WHAT an honour last week to have an upcoming local fashion designer put together an outfit for me. She so got me. Orange flared trousers and matching top with purple trimmings. Nipped in waist. Flouncy layers. It would have been perfect for the Barry Manilow concert last month. It effortlessly channelled a Copacabana vibe: “She lost her youth/And she lost her love /And now she’s lost her mind…” (That’s from the song dear reader, not my new byline).
But it was also a breath of fresh air. For this vision came from the extensive drawing book of a twelve-year-old. Yes! Hold the front page, Editor. A young person not on their mobile phone eight hours a day. Instead she is drawing, crafting, colouring, singing in musicals, having dancing lessons and more.
Thank heavens schools are now taking the damaging effects of mobile phone usage seriously and banning them, as her state school has done. As Eton will do from September. Exactly how corrosive and not smart, mobile phones are, is confirmed by the latest research. They are actually lowering IQ. Our national decline seems complete. From a nation of shopkeepers to a nation of shoplifters, now we are perilously close to becoming a massive blob of downward facing thickies.
I’m not immune. The other day I got into a huge panic. “Have you seen my phone, Chris? I need to urgently look up something for Mum.” My tone implied he was somehow implicated in its disappearance.  His cool reply? “It’s in your hand. You’re on your phone talking to her…”
My phone is reflecting back an image of me I don’t like. I once watched a reel of clips showing men having accidents in golf buggies. Yes it was funny. But the algorithm now regularly sends me similar. Am I really no better than someone whose hobby is watching men being catapulted out of trees when their attempt at chain sawing goes wrong? Or sliding down a scaffolding ladder at 90mph?
I would go further. I would also ban people from using a phone while walking! I notice people locked into staring down into their phone totally unaware of their surroundings walking in town!
Where is the interaction with the world around you? The evidence shows that since smart phones took over in 2014, the younger generation have been steadily missing out on learning vital social skills, and from real-life experience.
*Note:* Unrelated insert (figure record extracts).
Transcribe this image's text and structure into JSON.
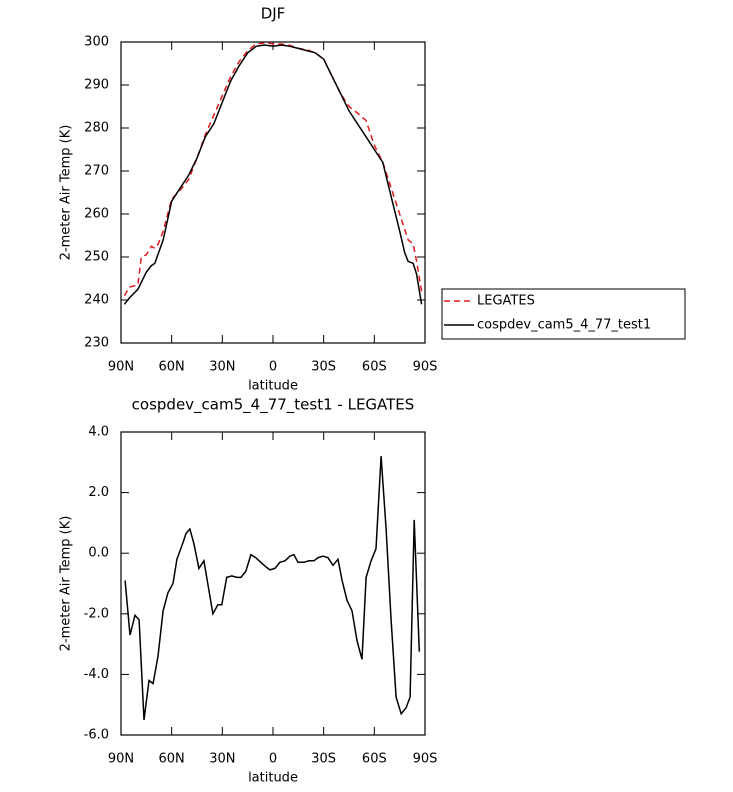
{
  "chart_data": [
    {
      "type": "line",
      "title": "DJF",
      "xlabel": "latitude",
      "ylabel": "2-meter Air Temp (K)",
      "xlim": [
        90,
        -90
      ],
      "xticks": [
        {
          "value": 90,
          "label": "90N"
        },
        {
          "value": 60,
          "label": "60N"
        },
        {
          "value": 30,
          "label": "30N"
        },
        {
          "value": 0,
          "label": "0"
        },
        {
          "value": -30,
          "label": "30S"
        },
        {
          "value": -60,
          "label": "60S"
        },
        {
          "value": -90,
          "label": "90S"
        }
      ],
      "ylim": [
        230,
        300
      ],
      "yticks": [
        230,
        240,
        250,
        260,
        270,
        280,
        290,
        300
      ],
      "legend": "right",
      "series": [
        {
          "name": "LEGATES",
          "color": "#e41a1c",
          "dash": true,
          "x": [
            88,
            85,
            80,
            78,
            75,
            72,
            70,
            68,
            65,
            60,
            55,
            50,
            45,
            40,
            35,
            30,
            25,
            20,
            15,
            10,
            5,
            0,
            -5,
            -10,
            -15,
            -20,
            -25,
            -30,
            -35,
            -40,
            -45,
            -50,
            -55,
            -60,
            -65,
            -70,
            -75,
            -80,
            -83,
            -85,
            -88
          ],
          "values": [
            241,
            243,
            243.5,
            250,
            250.5,
            252.5,
            252,
            253,
            256,
            263.5,
            265.5,
            268,
            273,
            278.5,
            283,
            287.5,
            292,
            295.5,
            298,
            299.5,
            299.8,
            299.6,
            299.5,
            299.2,
            298.5,
            298.2,
            297.5,
            296,
            292,
            288,
            285,
            283.5,
            281.8,
            276,
            272,
            266,
            260,
            254,
            253,
            249,
            242
          ]
        },
        {
          "name": "cospdev_cam5_4_77_test1",
          "color": "#000000",
          "dash": false,
          "x": [
            88,
            85,
            80,
            75,
            72,
            70,
            65,
            60,
            55,
            50,
            45,
            40,
            35,
            30,
            25,
            20,
            15,
            10,
            5,
            0,
            -5,
            -10,
            -15,
            -20,
            -25,
            -30,
            -35,
            -40,
            -45,
            -50,
            -55,
            -60,
            -65,
            -70,
            -75,
            -78,
            -80,
            -83,
            -85,
            -88
          ],
          "values": [
            239,
            240.5,
            242.5,
            246.5,
            248,
            248.5,
            254,
            263,
            266,
            269,
            273,
            278,
            281,
            286,
            291,
            294.5,
            297.5,
            299,
            299.3,
            299,
            299.3,
            299,
            298.5,
            298,
            297.5,
            296,
            292,
            288,
            284,
            281,
            278,
            275,
            272,
            264,
            256,
            251,
            249,
            248.5,
            246,
            239
          ]
        }
      ]
    },
    {
      "type": "line",
      "title": "cospdev_cam5_4_77_test1 - LEGATES",
      "xlabel": "latitude",
      "ylabel": "2-meter Air Temp (K)",
      "xlim": [
        90,
        -90
      ],
      "xticks": [
        {
          "value": 90,
          "label": "90N"
        },
        {
          "value": 60,
          "label": "60N"
        },
        {
          "value": 30,
          "label": "30N"
        },
        {
          "value": 0,
          "label": "0"
        },
        {
          "value": -30,
          "label": "30S"
        },
        {
          "value": -60,
          "label": "60S"
        },
        {
          "value": -90,
          "label": "90S"
        }
      ],
      "ylim": [
        -6,
        4
      ],
      "yticks": [
        {
          "value": -6,
          "label": "-6.0"
        },
        {
          "value": -4,
          "label": "-4.0"
        },
        {
          "value": -2,
          "label": "-2.0"
        },
        {
          "value": 0,
          "label": "0.0"
        },
        {
          "value": 2,
          "label": "2.0"
        },
        {
          "value": 4,
          "label": "4.0"
        }
      ],
      "series": [
        {
          "color": "#000000",
          "dash": false,
          "x": [
            87.6,
            84.7,
            81.7,
            79.3,
            76.4,
            73.4,
            71,
            68.1,
            65.1,
            62.2,
            59.2,
            56.9,
            53.3,
            51.5,
            49.2,
            46.8,
            43.9,
            40.9,
            38,
            35.6,
            32.6,
            30.3,
            27.4,
            24.4,
            21.4,
            19,
            16.1,
            13.1,
            10.2,
            7.2,
            4.2,
            1.8,
            -1.2,
            -4.1,
            -7.1,
            -10,
            -12.4,
            -14.8,
            -18.3,
            -21.3,
            -24.3,
            -26.6,
            -29.6,
            -32.5,
            -35.5,
            -38.5,
            -40.9,
            -43.8,
            -46.8,
            -49.8,
            -52.7,
            -55.1,
            -58.1,
            -61,
            -64,
            -67,
            -69.9,
            -72.9,
            -75.9,
            -78.8,
            -81.2,
            -83.6,
            -86.6
          ],
          "values": [
            -0.9,
            -2.7,
            -2.05,
            -2.2,
            -5.5,
            -4.2,
            -4.3,
            -3.4,
            -1.9,
            -1.3,
            -1,
            -0.2,
            0.35,
            0.65,
            0.8,
            0.3,
            -0.5,
            -0.25,
            -1.2,
            -2,
            -1.7,
            -1.7,
            -0.8,
            -0.75,
            -0.8,
            -0.8,
            -0.6,
            -0.05,
            -0.15,
            -0.3,
            -0.45,
            -0.55,
            -0.5,
            -0.3,
            -0.25,
            -0.1,
            -0.05,
            -0.3,
            -0.3,
            -0.25,
            -0.25,
            -0.15,
            -0.1,
            -0.15,
            -0.4,
            -0.2,
            -0.9,
            -1.55,
            -1.9,
            -2.9,
            -3.5,
            -0.8,
            -0.25,
            0.15,
            3.2,
            0.75,
            -2.2,
            -4.75,
            -5.3,
            -5.1,
            -4.75,
            1.1,
            -3.25
          ]
        }
      ]
    }
  ]
}
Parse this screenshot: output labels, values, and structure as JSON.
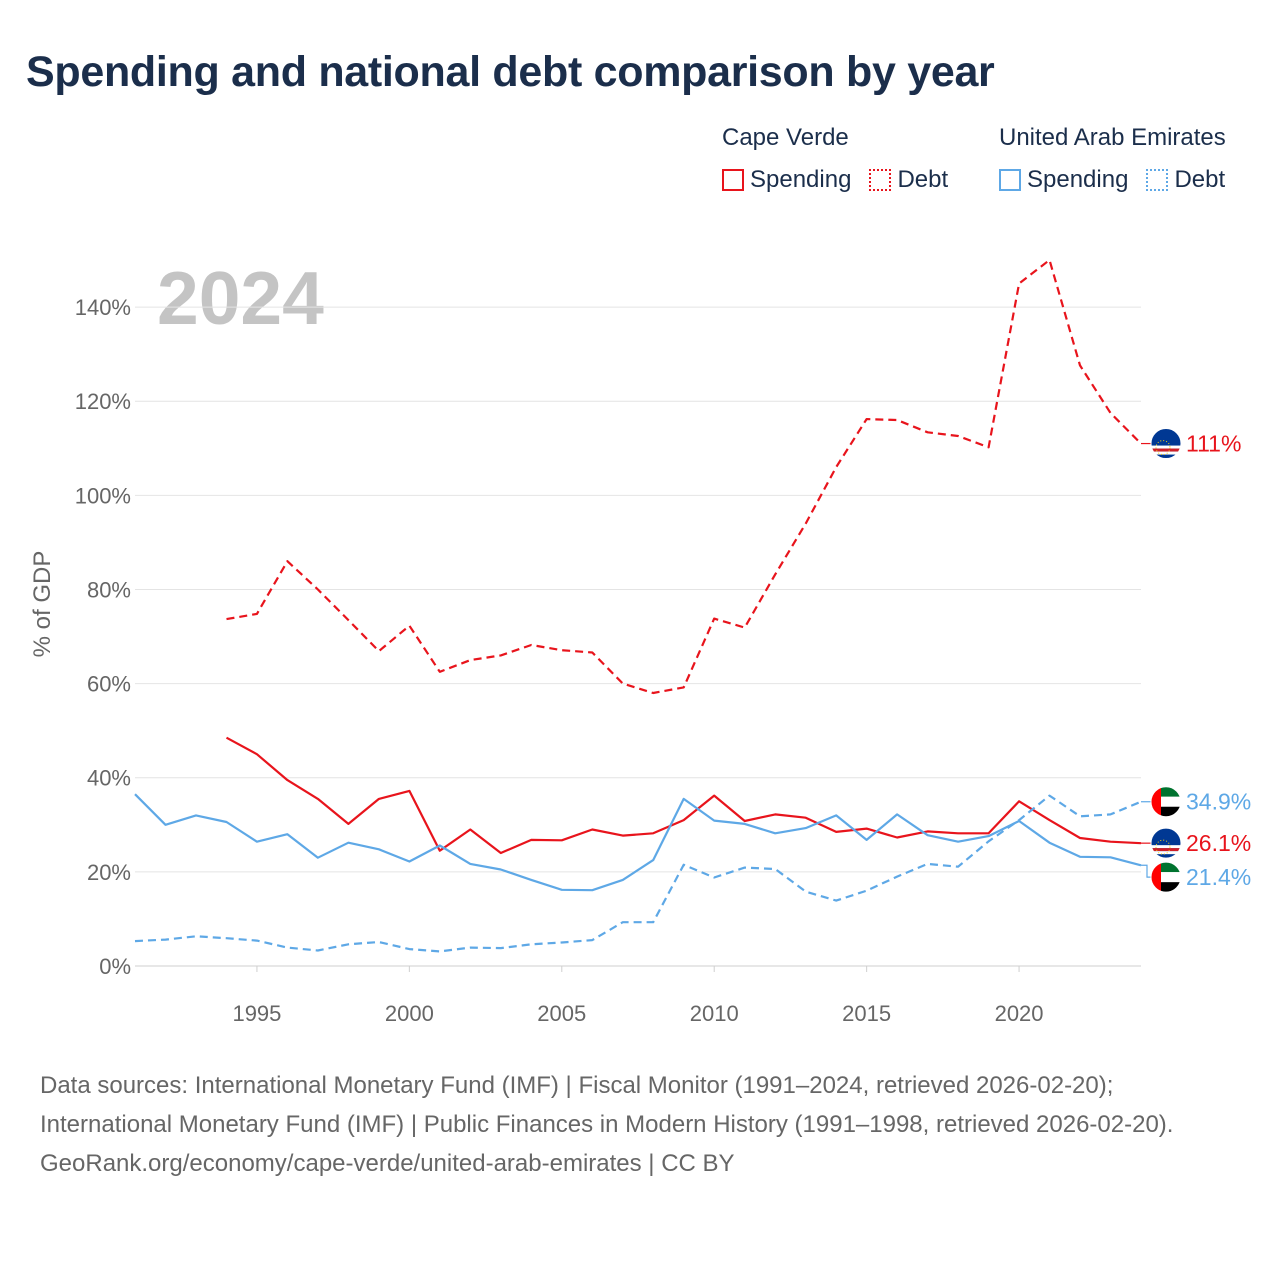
{
  "title": "Spending and national debt comparison by year",
  "legend": {
    "groups": [
      {
        "country": "Cape Verde",
        "spending_label": "Spending",
        "debt_label": "Debt",
        "color": "#e8141c"
      },
      {
        "country": "United Arab Emirates",
        "spending_label": "Spending",
        "debt_label": "Debt",
        "color": "#5ea8e6"
      }
    ]
  },
  "chart_data": {
    "type": "line",
    "title": "Spending and national debt comparison by year",
    "ylabel": "% of GDP",
    "xlabel": "",
    "xlim": [
      1991,
      2024
    ],
    "ylim": [
      0,
      150
    ],
    "year_label": "2024",
    "x_ticks": [
      1995,
      2000,
      2005,
      2010,
      2015,
      2020
    ],
    "y_ticks": [
      0,
      20,
      40,
      60,
      80,
      100,
      120,
      140
    ],
    "y_tick_labels": [
      "0%",
      "20%",
      "40%",
      "60%",
      "80%",
      "100%",
      "120%",
      "140%"
    ],
    "series": [
      {
        "name": "Cape Verde Spending",
        "country": "Cape Verde",
        "style": "solid",
        "color": "#e8141c",
        "x": [
          1994,
          1995,
          1996,
          1997,
          1998,
          1999,
          2000,
          2001,
          2002,
          2003,
          2004,
          2005,
          2006,
          2007,
          2008,
          2009,
          2010,
          2011,
          2012,
          2013,
          2014,
          2015,
          2016,
          2017,
          2018,
          2019,
          2020,
          2021,
          2022,
          2023,
          2024
        ],
        "values": [
          48.5,
          45,
          39.5,
          35.5,
          30.2,
          35.5,
          37.2,
          24.5,
          29,
          24,
          26.8,
          26.7,
          29,
          27.7,
          28.2,
          31,
          36.2,
          30.8,
          32.2,
          31.5,
          28.5,
          29.2,
          27.3,
          28.6,
          28.2,
          28.2,
          35,
          31,
          27.2,
          26.4,
          26.1
        ],
        "end_label": "26.1%"
      },
      {
        "name": "Cape Verde Debt",
        "country": "Cape Verde",
        "style": "dashed",
        "color": "#e8141c",
        "x": [
          1994,
          1995,
          1996,
          1997,
          1998,
          1999,
          2000,
          2001,
          2002,
          2003,
          2004,
          2005,
          2006,
          2007,
          2008,
          2009,
          2010,
          2011,
          2012,
          2013,
          2014,
          2015,
          2016,
          2017,
          2018,
          2019,
          2020,
          2021,
          2022,
          2023,
          2024
        ],
        "values": [
          73.7,
          74.8,
          86,
          80,
          73.5,
          66.9,
          72.3,
          62.5,
          65,
          66,
          68.2,
          67.1,
          66.6,
          60,
          58,
          59.2,
          73.8,
          71.9,
          83.2,
          94,
          106,
          116.2,
          116,
          113.4,
          112.6,
          110.2,
          145,
          150,
          127.6,
          117.5,
          111
        ],
        "end_label": "111%"
      },
      {
        "name": "United Arab Emirates Spending",
        "country": "United Arab Emirates",
        "style": "solid",
        "color": "#5ea8e6",
        "x": [
          1991,
          1992,
          1993,
          1994,
          1995,
          1996,
          1997,
          1998,
          1999,
          2000,
          2001,
          2002,
          2003,
          2004,
          2005,
          2006,
          2007,
          2008,
          2009,
          2010,
          2011,
          2012,
          2013,
          2014,
          2015,
          2016,
          2017,
          2018,
          2019,
          2020,
          2021,
          2022,
          2023,
          2024
        ],
        "values": [
          36.5,
          30,
          32,
          30.6,
          26.4,
          28,
          23,
          26.2,
          24.8,
          22.2,
          25.6,
          21.7,
          20.5,
          18.3,
          16.2,
          16.1,
          18.3,
          22.5,
          35.5,
          30.9,
          30.2,
          28.2,
          29.3,
          32,
          26.8,
          32.2,
          27.8,
          26.4,
          27.6,
          30.8,
          26.2,
          23.2,
          23.1,
          21.4
        ],
        "end_label": "21.4%"
      },
      {
        "name": "United Arab Emirates Debt",
        "country": "United Arab Emirates",
        "style": "dashed",
        "color": "#5ea8e6",
        "x": [
          1991,
          1992,
          1993,
          1994,
          1995,
          1996,
          1997,
          1998,
          1999,
          2000,
          2001,
          2002,
          2003,
          2004,
          2005,
          2006,
          2007,
          2008,
          2009,
          2010,
          2011,
          2012,
          2013,
          2014,
          2015,
          2016,
          2017,
          2018,
          2019,
          2020,
          2021,
          2022,
          2023,
          2024
        ],
        "values": [
          5.3,
          5.6,
          6.3,
          5.9,
          5.4,
          3.9,
          3.3,
          4.6,
          5.1,
          3.6,
          3.1,
          3.9,
          3.8,
          4.6,
          5,
          5.5,
          9.3,
          9.3,
          21.5,
          18.8,
          20.9,
          20.6,
          15.8,
          13.9,
          16,
          19,
          21.7,
          21.1,
          26.5,
          31,
          36.2,
          31.8,
          32.2,
          34.9
        ],
        "end_label": "34.9%"
      }
    ]
  },
  "sources": {
    "line1": "Data sources: International Monetary Fund (IMF) | Fiscal Monitor (1991–2024, retrieved 2026-02-20); International Monetary Fund (IMF) | Public Finances in Modern History (1991–1998, retrieved 2026-02-20).",
    "line2": "GeoRank.org/economy/cape-verde/united-arab-emirates | CC BY"
  }
}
I would also add a new crime against humanity to the Geneva Convention. At the Hague, on trial without impunity, would be all adults using a mobile phone in a crowded place, whilst dragging a small suitcase behind them on a fully extended handle. Dodging offenders at Waterloo Station has made me more agile and forward passing than half the England squad.
We adults need to set an example by switching our phones off.  Let’s throw down the holiday challenge and impose a collective ban. It is going to take planning on the scale of the D-Day Landings. For example, the car journey. I-spy or Name that Car will not last much beyond the next county. What about a collective Room 101 competition? What would you ban and why?
Or taking pens and paper for drawing competitions? Is it too outrageous to suggest setting a reading a book challenge? After all, it may well rain. Every day.
Is it hopelessly nostalgic to suggest packing some old-fashioned board games? A guide to card games? The old saying was “Idle hands make for the Devil’s work”. It’s true. We were kept distracted and out of remand homes, well into our teens, by making stuff. We were painting stones, embroidering drink mats – badly – and knitting scarves for guinea pigs.
All the important life skills learnt in one summer! Now hands are occupied by mindless scrolling and endless hair checking.
Phones are just expensive mirrors. Let’s put them down.